Mechanical properties have been evaluated by performing uniaxial compression and tensile tests (Tensometer 2020) both on dry and fully swollen cylindrical-shaped specimens (average diameter, d₀, 8.00 mm, average height, h₀, 12.2 mm). All the samples have been tested by setting 45% of maximum strain at compression and tensile rate of 1 mm min⁻¹ and recording the normal force, F_N, and displacement, Δh, over time. Stress (σ) and strain (ε) have been calculated as σ = F_N/A₀ (with the A₀ equivalent cross section calculated on d₀) and ε = Δh/h₀. The compression modulus (Ec) was estimated as the slope of the first linear part of each stress–strain curve. The permanent deformation (εf) has been assessed by measuring the cryogel’s height after the compression and tensile test. Three measurements have been carried out for each sample.

4.7. Swelling Test

The ability to uptake water by each sample was verified by conducting a swelling test by weighing the dried specimen and then dipping it in water for two hours. The weight measured after the dipping allows us to calculate the swelling percentage using Equation (1) [19,33,35], where W_swollen represents the weight of the sample after solvent uptake, and W_dry is the dried weight.

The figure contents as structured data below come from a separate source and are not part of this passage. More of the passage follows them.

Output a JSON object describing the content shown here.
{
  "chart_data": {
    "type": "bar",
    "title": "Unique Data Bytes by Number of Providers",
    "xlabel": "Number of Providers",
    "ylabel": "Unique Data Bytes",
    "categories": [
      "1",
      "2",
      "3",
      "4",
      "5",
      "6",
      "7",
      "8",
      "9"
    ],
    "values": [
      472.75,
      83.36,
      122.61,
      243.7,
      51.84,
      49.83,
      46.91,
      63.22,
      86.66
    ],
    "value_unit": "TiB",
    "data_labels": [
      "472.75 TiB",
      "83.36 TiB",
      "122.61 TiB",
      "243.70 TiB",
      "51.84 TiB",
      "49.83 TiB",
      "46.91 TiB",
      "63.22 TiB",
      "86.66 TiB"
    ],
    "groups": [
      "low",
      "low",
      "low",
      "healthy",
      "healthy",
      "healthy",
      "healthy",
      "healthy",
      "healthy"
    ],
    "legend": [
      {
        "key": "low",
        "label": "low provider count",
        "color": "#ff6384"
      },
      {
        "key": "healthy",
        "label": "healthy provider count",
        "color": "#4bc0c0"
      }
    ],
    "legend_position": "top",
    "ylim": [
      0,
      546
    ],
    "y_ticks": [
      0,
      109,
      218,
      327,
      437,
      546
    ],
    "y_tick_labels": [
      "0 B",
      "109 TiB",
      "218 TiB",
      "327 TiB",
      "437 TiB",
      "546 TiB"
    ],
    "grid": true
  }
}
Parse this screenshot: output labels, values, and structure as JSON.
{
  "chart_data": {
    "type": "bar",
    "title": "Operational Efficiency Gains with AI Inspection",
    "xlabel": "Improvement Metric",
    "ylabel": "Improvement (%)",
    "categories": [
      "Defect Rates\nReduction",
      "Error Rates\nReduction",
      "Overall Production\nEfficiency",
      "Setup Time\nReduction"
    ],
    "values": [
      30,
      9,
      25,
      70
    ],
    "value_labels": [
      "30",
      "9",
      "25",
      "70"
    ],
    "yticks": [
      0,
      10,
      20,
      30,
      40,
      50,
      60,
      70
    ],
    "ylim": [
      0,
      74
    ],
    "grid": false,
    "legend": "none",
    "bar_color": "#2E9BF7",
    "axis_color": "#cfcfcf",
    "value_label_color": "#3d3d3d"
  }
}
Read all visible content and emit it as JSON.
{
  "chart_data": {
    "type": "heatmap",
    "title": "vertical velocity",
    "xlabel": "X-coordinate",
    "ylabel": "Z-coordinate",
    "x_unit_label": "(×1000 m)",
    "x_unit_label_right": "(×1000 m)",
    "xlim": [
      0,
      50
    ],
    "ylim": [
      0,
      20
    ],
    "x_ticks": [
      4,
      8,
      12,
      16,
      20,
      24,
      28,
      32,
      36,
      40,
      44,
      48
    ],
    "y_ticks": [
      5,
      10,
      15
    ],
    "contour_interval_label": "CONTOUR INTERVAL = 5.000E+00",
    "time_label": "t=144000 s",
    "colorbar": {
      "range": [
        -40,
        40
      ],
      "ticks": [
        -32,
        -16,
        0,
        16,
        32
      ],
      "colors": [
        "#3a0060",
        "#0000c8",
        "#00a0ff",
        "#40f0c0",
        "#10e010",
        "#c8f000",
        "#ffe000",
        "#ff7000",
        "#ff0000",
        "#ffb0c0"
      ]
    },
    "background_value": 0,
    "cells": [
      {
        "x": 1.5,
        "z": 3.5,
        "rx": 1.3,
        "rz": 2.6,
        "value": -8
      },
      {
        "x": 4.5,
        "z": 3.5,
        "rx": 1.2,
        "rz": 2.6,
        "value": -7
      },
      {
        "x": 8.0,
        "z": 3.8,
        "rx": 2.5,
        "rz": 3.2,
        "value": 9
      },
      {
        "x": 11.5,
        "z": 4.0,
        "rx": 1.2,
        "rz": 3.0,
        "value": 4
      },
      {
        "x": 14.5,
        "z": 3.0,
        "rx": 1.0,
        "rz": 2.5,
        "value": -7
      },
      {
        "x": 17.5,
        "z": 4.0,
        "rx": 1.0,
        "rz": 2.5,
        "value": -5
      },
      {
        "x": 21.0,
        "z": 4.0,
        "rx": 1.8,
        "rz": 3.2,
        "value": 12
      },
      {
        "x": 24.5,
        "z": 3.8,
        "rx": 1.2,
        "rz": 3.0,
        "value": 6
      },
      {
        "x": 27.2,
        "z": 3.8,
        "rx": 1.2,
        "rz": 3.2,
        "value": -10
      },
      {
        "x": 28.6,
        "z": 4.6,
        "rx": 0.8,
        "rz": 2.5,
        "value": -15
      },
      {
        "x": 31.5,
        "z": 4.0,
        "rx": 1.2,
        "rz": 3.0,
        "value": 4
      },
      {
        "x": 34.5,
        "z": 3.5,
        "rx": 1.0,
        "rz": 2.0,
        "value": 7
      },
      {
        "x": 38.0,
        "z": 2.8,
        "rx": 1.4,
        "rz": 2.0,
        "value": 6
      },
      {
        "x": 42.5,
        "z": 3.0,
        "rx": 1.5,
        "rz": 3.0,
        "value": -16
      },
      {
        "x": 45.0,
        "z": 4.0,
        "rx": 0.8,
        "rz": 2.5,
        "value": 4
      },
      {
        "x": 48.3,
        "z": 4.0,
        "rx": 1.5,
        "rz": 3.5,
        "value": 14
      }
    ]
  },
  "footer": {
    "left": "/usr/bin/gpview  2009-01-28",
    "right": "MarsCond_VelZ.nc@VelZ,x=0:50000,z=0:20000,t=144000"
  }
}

$$\mathrm{S}\left(\%\right)=\frac{{\mathrm{W}}_{\mathrm{s}\mathrm{w}\mathrm{o}\mathrm{l}\mathrm{l}\mathrm{e}\mathrm{n}}-{\mathrm{W}}_{\mathrm{d}\mathrm{r}\mathrm{y}}}{{\mathrm{W}}_{\mathrm{d}\mathrm{r}\mathrm{y}}}\times 100$$

(1)

4.8. Adsorption Capacity

Batch tests were conducted to investigate the impact of varying crosslinking amounts on absorption. A solution containing 550 ppm of MV was prepared, and the pH was adjusted to 6.5. To assess the adsorption capabilities of the three differently crosslinked cryogels, 50 mg of each adsorbent was immersed into 50 mL of the MV solution. The mixture was shaken at 150 rpm at 25 ± 0.5 °C for up to 24 h. The residual concentration of the contaminant in the solution was quantified using a UV-Vis V-750 spectrophotometer (Jasco Inc., Easton, MD, USA). Changes in absorption along with the immersion time were measured at the maximum absorption wavelength of MV (595 nm) (Figure S2). The UV calibration curve was reported in supporting information (Figure S3). In evaluating adsorption capacity, two key parameters were calculated: equilibrium-adsorption capacity (Qe) (Equation (2)) and dye-removal percentage efficiency (R%) (Equation (3)) where ${\mathrm{C}}_0$ and ${\mathrm{C}}_{\mathrm{e}}$ are the concentrations of MV (mg/L) at zero time and after 24 h, V is the solution volume (L), and m is the adsorbent mass (g) [36].

$${\mathrm{Q}}_{\mathrm{e}}=\left({\mathrm{C}}_0-{\mathrm{C}}_{\mathrm{e}}\right)\times \frac{\mathrm{V}}{\mathrm{m}}$$

(2)

$$R\%=\frac{\left({\mathrm{C}}_{\mathrm{o}}-{\mathrm{C}}_{\mathrm{e}}\right)}{{\mathrm{C}}_{\mathrm{o}}}\times 100$$

(3)

From our previous investigations (Zagni, EPJ 2022), it has emerged that the model that best represents the adsorption of the dye from pHEMA cryogel is the Langmuir. The latter has been applied to obtain data (Q_e and R_L) on methylene violet. Figure S5 shows the equilibrium adsorption isotherms, and in Table S3, it is possible to find the main parameters obtained by its application to the three cryogels. In light of the values obtained, adsorption is favorable for all three cryogels, with the least crosslinked cryogel, which appears to have the greatest maximum adsorbent capacity (Q_m) [5].